Twyla was the next victim of Project Hollywood. She first apperared at the house when a stripper Mystery made out with several years ago was going through a major depression. Having some experience in the matter, Mystery offered to give her advice one night while Gabby was out clubbing. However, the stripper came over drunk and with Twyla in tow.
Twyla was no prize. She was a tattooed thirty-four-year-old Hollywood rock-and-roller with weathered skin, a body as hard as her face, black hair in a bird’s nest of dreadlocks, and a heart of gold. She reminded me of a Pontiac Fiero, an old sporty model liable to break down at any moment.
When Mystery and Twyla started flirting, their drunk, depressed friend burst into tears. She cried in the pillow pit for a half hour, until Twyla and Mystery finally scampered off to his room. Gabby returned home that night and, without a word of objection, crawled into bed with the two of them and promptly fell asleep. Gabby and Mystery weren’t in love; they just wanted each other’s shelter.
That morning and the morning after, Twyla cooked pancakes for everyone in the house. Since she didn’t appear to be leaving anytime soon, Mystery hired her as his personal assistant for four hundred dollars a week.

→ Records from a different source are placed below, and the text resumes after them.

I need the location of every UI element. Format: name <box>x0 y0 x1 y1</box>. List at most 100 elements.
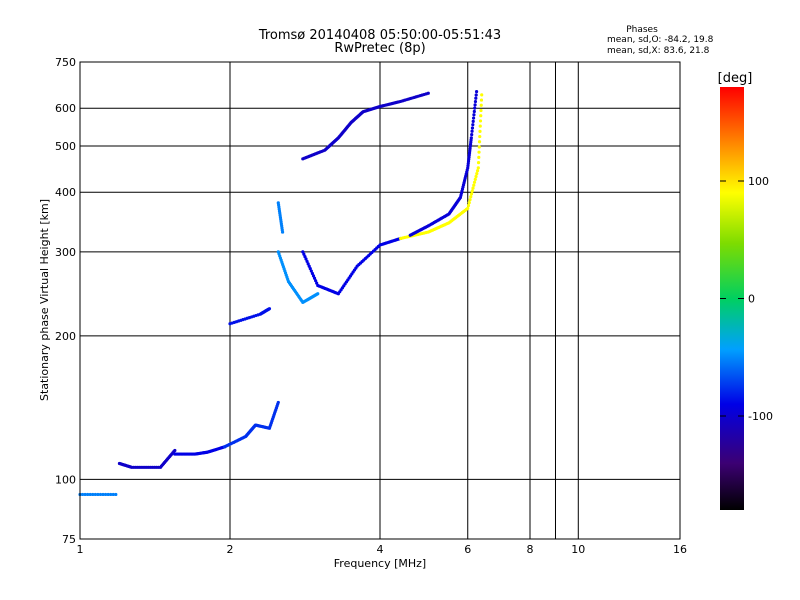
colorbar-ticks: 100 0 -100 <box>720 175 773 423</box>
data-point <box>305 259 309 264</box>
data-point <box>86 492 90 497</box>
data-point <box>98 492 103 497</box>
data-point <box>473 177 477 182</box>
data-point <box>470 126 475 130</box>
legend-line-o: mean, sd,O: -84.2, 19.8 <box>607 35 714 45</box>
data-point <box>479 114 483 118</box>
data-point <box>311 274 316 278</box>
data-point <box>466 206 470 210</box>
data-point <box>478 119 483 123</box>
x-tick-label: 16 <box>673 543 687 556</box>
data-point <box>314 279 318 283</box>
y-tick-label: 100 <box>55 473 76 486</box>
data-point <box>472 183 476 187</box>
data-point <box>472 180 477 184</box>
data-point <box>467 200 471 205</box>
data-point <box>301 250 305 254</box>
x-axis-label: Frequency [MHz] <box>334 557 426 570</box>
colorbar-label: [deg] <box>718 71 753 86</box>
data-point <box>306 262 310 266</box>
chart-title: Tromsø 20140408 05:50:00-05:51:43 <box>258 28 501 43</box>
y-tick-label: 300 <box>55 246 76 259</box>
data-point <box>468 198 472 202</box>
data-point <box>472 113 476 117</box>
data-point <box>315 281 319 285</box>
data-point <box>303 255 307 259</box>
data-point <box>477 140 482 144</box>
data-point <box>103 492 108 497</box>
data-point <box>471 186 475 190</box>
data-point <box>473 103 477 107</box>
data-point <box>83 492 87 497</box>
data-point <box>309 269 313 273</box>
data-point <box>477 145 481 149</box>
data-point <box>474 174 478 179</box>
plot-frame <box>79 61 681 540</box>
x-tick-label: 10 <box>571 543 585 556</box>
colorbar-tick-label: 100 <box>748 175 769 188</box>
data-point <box>469 192 474 196</box>
data-point <box>111 492 115 497</box>
data-point <box>280 230 285 234</box>
colorbar-tick-label: 0 <box>748 293 755 306</box>
data-point <box>308 267 312 271</box>
data-point <box>470 132 474 137</box>
y-tick-label: 75 <box>62 533 76 546</box>
legend-title: Phases <box>626 25 658 35</box>
data-point <box>471 116 476 120</box>
y-tick-label: 400 <box>55 186 76 199</box>
data-point <box>101 492 105 497</box>
data-point <box>478 129 482 133</box>
data-point <box>479 98 484 102</box>
data-point <box>478 134 482 139</box>
data-point <box>473 99 478 104</box>
data-point <box>466 203 471 208</box>
data-point <box>476 161 481 165</box>
data-point <box>114 492 118 497</box>
legend-line-x: mean, sd,X: 83.6, 21.8 <box>607 46 710 56</box>
data-point <box>426 91 430 95</box>
y-tick-label: 750 <box>55 56 76 69</box>
data-point <box>474 96 478 100</box>
data-point <box>109 492 113 497</box>
data-point <box>302 252 306 256</box>
data-point <box>93 492 97 497</box>
data-point <box>80 492 85 497</box>
data-point <box>475 172 479 176</box>
data-point <box>473 106 477 110</box>
x-tick-label: 6 <box>464 543 471 556</box>
data-point <box>470 129 474 133</box>
data-point <box>88 492 92 497</box>
x-tick-label: 8 <box>527 543 534 556</box>
data-point <box>477 150 481 154</box>
data-point <box>106 492 110 497</box>
data-point <box>96 492 100 497</box>
colorbar-tick-label: -100 <box>748 410 773 423</box>
data-point <box>479 103 483 107</box>
data-point <box>471 119 475 123</box>
data-point <box>480 93 484 97</box>
data-point <box>474 93 478 97</box>
data-point <box>470 189 474 193</box>
data-points-layer <box>78 90 484 497</box>
data-point <box>469 195 473 199</box>
data-point <box>91 492 95 497</box>
data-point <box>316 292 320 296</box>
y-axis-label: Stationary phase Virtual Height [km] <box>38 199 51 401</box>
y-tick-label: 200 <box>55 330 76 343</box>
data-point <box>312 276 317 280</box>
data-point <box>477 155 481 159</box>
data-point <box>276 400 280 405</box>
data-point <box>471 123 475 127</box>
y-tick-label: 600 <box>55 102 76 115</box>
data-point <box>307 264 311 268</box>
y-tick-label: 500 <box>55 140 76 153</box>
data-point <box>476 166 480 170</box>
chart-subtitle: RwPretec (8p) <box>334 41 425 56</box>
x-tick-label: 2 <box>227 543 234 556</box>
data-point <box>475 169 480 173</box>
data-point <box>173 448 177 453</box>
data-point <box>469 136 473 140</box>
data-point <box>474 90 479 94</box>
data-point <box>478 124 482 128</box>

The more Mystery neglected Twyla, the more she began to believe she loved him. He hurt her over and over by chasing different women, and she kept coming back for more. Mystery seemed to enjoy the tears; they made him feel like he mattered to somebody. If Twyla wasn’t crying in the house, it was Gabby. If it wasn’t Gabby, it was someone else. From the chrysalis of Mystery’s latest depression, a monster was emerging.
Project Hollywood was supposed to be a way to surround ourselves with healthy, helpful influences to better ourselves, our career, and our sex lives. Instead, the house had turned into a vacuum for needy males and neurotic females. It sucked in anyone with mental problems and scared away anyone of quality. Between permanent guests like Courtney, Mystery’s women, and Papa’s revolving door of new trainers, employees, and students, it was impossible to tell how many people were actually living in the house.